Now there are four large and one small floating hotels which are still cost-effective for low-income people who visit Dhaka or stay in Dhaka to earn their bread and butter.

As wealthy customers have dropped drastically, the hotels have gradually become a base purely for low-income people.

Less affluent traders from remote Bangladeshi districts who have business in and around the busy Sadarghat also called Sadarghat Port, the Dhaka City River Front, located in the southern part of Dhaka, on the river Buriganga. And many such traders have been staying in these hotels for years.

Street vendor Md Mostafa is one such regular guest. For decades he has been living in a floating hotel as he travels between Dhaka and his home district of central Sharitpur, some 101 km away from the capital city.

"I sell various kinds of fruit juices (sherbets) on the streets of Dhaka and live in one of the floating hotels. I prefer to stay in these floating hotels because at night I can return whenever I want to my hotel room. But if I stay at a family house I have to return by 11 or 12 p.m. at night. There is no such restriction with the floating hotels," Mostafa said.

Another vendor, Mohammad Litton, has also been regularly living in the shabby floating hotels.

Litton is a seasonal food vendor. He has been living in the floating hotels for as long as he has been trading in Dhaka.

"I come from the Patuakhali district about 204 km south of Dhaka. I need to earn money to support my father, mother and brothers and sisters at home. I sell seasonal fruits at Sadarghat and live in the cabin of a floating hotel for 80 taka per night."

The common room in the floating hotels offer a communal space that can sleep between 10 and 15 people for 30 taka per night, he said and added, "I prefer to stay in a cabin because I can keep my possessions safe. For cabin customers they provide small lockers to keep their valuable things in."

"There is no problem at all. I am just scared of living on the river when there are powerful storms and heavy rain."

Shahjahan Mia, manager of one of the floating hotels named Sharitpur, which was built before 1971, said they are actually making a good profit from running a floating hotel business.

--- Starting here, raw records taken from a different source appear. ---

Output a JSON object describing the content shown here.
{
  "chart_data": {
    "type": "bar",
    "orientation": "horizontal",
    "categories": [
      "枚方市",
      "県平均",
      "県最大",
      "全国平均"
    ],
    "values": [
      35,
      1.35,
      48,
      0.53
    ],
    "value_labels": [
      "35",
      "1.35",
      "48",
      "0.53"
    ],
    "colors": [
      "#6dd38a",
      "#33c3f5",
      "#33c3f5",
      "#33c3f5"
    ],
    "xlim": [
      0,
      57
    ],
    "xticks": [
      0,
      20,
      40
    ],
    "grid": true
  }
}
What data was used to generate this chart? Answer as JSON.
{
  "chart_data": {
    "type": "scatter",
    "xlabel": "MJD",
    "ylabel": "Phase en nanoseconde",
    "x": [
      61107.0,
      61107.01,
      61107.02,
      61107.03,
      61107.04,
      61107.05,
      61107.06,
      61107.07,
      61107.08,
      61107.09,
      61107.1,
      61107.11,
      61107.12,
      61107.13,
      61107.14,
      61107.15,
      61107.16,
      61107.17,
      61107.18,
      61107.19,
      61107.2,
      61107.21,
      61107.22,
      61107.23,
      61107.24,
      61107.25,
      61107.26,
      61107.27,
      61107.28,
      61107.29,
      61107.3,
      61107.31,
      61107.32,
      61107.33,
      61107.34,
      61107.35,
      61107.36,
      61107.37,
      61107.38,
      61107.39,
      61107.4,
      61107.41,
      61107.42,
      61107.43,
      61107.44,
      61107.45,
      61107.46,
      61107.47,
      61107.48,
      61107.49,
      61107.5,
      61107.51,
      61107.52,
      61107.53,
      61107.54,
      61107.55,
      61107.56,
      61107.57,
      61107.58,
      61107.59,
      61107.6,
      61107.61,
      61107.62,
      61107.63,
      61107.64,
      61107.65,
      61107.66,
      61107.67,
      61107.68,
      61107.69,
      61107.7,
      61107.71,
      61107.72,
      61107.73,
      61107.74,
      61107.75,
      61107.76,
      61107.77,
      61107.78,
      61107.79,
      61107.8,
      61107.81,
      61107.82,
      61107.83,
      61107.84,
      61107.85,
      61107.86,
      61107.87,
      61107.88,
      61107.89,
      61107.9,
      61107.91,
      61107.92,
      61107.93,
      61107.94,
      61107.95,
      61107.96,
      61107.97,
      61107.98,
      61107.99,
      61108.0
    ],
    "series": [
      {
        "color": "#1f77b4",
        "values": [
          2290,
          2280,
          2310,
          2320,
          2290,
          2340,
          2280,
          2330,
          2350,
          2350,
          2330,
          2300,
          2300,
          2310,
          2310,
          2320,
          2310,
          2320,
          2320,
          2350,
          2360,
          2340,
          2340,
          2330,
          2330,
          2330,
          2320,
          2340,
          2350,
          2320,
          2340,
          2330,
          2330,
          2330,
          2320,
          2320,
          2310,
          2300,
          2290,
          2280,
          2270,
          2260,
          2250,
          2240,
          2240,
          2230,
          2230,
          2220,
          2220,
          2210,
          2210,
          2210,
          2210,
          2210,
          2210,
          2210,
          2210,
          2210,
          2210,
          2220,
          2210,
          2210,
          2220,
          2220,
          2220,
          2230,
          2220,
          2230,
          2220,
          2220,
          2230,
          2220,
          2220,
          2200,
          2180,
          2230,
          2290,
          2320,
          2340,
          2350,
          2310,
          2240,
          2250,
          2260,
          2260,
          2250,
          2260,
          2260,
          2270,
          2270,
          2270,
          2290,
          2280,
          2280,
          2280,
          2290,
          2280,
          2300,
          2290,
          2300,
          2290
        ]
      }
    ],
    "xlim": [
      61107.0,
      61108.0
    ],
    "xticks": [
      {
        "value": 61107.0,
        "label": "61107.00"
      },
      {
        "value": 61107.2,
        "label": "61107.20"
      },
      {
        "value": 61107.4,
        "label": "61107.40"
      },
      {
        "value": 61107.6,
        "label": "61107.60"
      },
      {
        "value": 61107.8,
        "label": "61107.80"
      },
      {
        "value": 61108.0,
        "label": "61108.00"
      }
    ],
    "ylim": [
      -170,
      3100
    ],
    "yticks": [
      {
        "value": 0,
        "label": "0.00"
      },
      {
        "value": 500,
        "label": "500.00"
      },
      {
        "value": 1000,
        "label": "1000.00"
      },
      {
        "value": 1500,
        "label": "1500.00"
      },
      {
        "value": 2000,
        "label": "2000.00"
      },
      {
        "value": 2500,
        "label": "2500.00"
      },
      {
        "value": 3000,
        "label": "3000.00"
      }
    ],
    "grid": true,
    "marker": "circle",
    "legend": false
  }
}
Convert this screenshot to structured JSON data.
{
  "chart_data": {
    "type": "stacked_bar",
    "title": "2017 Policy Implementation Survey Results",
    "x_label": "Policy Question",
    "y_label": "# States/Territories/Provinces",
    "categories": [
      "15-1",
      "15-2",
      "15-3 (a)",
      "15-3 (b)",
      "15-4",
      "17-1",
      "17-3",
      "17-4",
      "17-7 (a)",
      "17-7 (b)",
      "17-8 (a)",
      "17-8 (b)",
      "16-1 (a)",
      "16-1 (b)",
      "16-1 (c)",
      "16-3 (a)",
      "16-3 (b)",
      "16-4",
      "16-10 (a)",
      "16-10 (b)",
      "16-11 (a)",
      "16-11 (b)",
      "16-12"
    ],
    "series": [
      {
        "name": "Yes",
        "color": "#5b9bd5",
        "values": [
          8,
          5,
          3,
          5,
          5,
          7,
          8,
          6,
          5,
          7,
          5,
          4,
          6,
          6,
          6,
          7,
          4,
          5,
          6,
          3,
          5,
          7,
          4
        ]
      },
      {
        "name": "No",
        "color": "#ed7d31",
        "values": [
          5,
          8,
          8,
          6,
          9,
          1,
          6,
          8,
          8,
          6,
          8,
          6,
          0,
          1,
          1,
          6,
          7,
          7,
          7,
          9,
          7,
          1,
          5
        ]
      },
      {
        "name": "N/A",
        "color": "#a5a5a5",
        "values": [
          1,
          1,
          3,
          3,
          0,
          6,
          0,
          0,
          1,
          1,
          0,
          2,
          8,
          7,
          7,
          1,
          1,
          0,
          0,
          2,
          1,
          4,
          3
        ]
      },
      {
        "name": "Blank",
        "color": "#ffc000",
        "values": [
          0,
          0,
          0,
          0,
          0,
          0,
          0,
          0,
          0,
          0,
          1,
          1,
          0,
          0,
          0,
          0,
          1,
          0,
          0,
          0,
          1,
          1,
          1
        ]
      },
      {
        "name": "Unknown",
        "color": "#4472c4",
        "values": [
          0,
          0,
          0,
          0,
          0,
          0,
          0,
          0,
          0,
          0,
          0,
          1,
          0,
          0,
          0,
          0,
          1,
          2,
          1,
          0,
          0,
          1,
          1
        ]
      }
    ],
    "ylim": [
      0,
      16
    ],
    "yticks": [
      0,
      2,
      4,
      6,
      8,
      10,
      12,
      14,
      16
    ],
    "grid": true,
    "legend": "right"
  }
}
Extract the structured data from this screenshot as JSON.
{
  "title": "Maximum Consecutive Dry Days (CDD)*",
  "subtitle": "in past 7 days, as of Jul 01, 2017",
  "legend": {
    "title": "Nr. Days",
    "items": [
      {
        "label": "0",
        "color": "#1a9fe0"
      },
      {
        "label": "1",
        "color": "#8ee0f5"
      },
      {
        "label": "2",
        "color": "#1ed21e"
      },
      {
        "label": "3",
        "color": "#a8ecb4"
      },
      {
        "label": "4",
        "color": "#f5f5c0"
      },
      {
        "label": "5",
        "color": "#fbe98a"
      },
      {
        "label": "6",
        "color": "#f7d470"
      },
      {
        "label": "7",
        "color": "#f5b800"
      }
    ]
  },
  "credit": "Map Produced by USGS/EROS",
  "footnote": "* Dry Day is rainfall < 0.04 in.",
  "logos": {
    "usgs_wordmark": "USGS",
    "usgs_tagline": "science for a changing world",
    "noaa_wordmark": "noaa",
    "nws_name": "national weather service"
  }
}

"The income is not bad at all for the floating hotels although poor people stay with us at cheaper rates. Our daily income stands at about 1,500-2,000 taka after paying all the expenses, including electricity and others bills."

He said there are ample opportunities for businesses to make money by launching posh floating hotels in Buriganga, one of 250 rivers and tributaries which crisscross Bangladesh, a beautiful, flat and low- lying river delta country.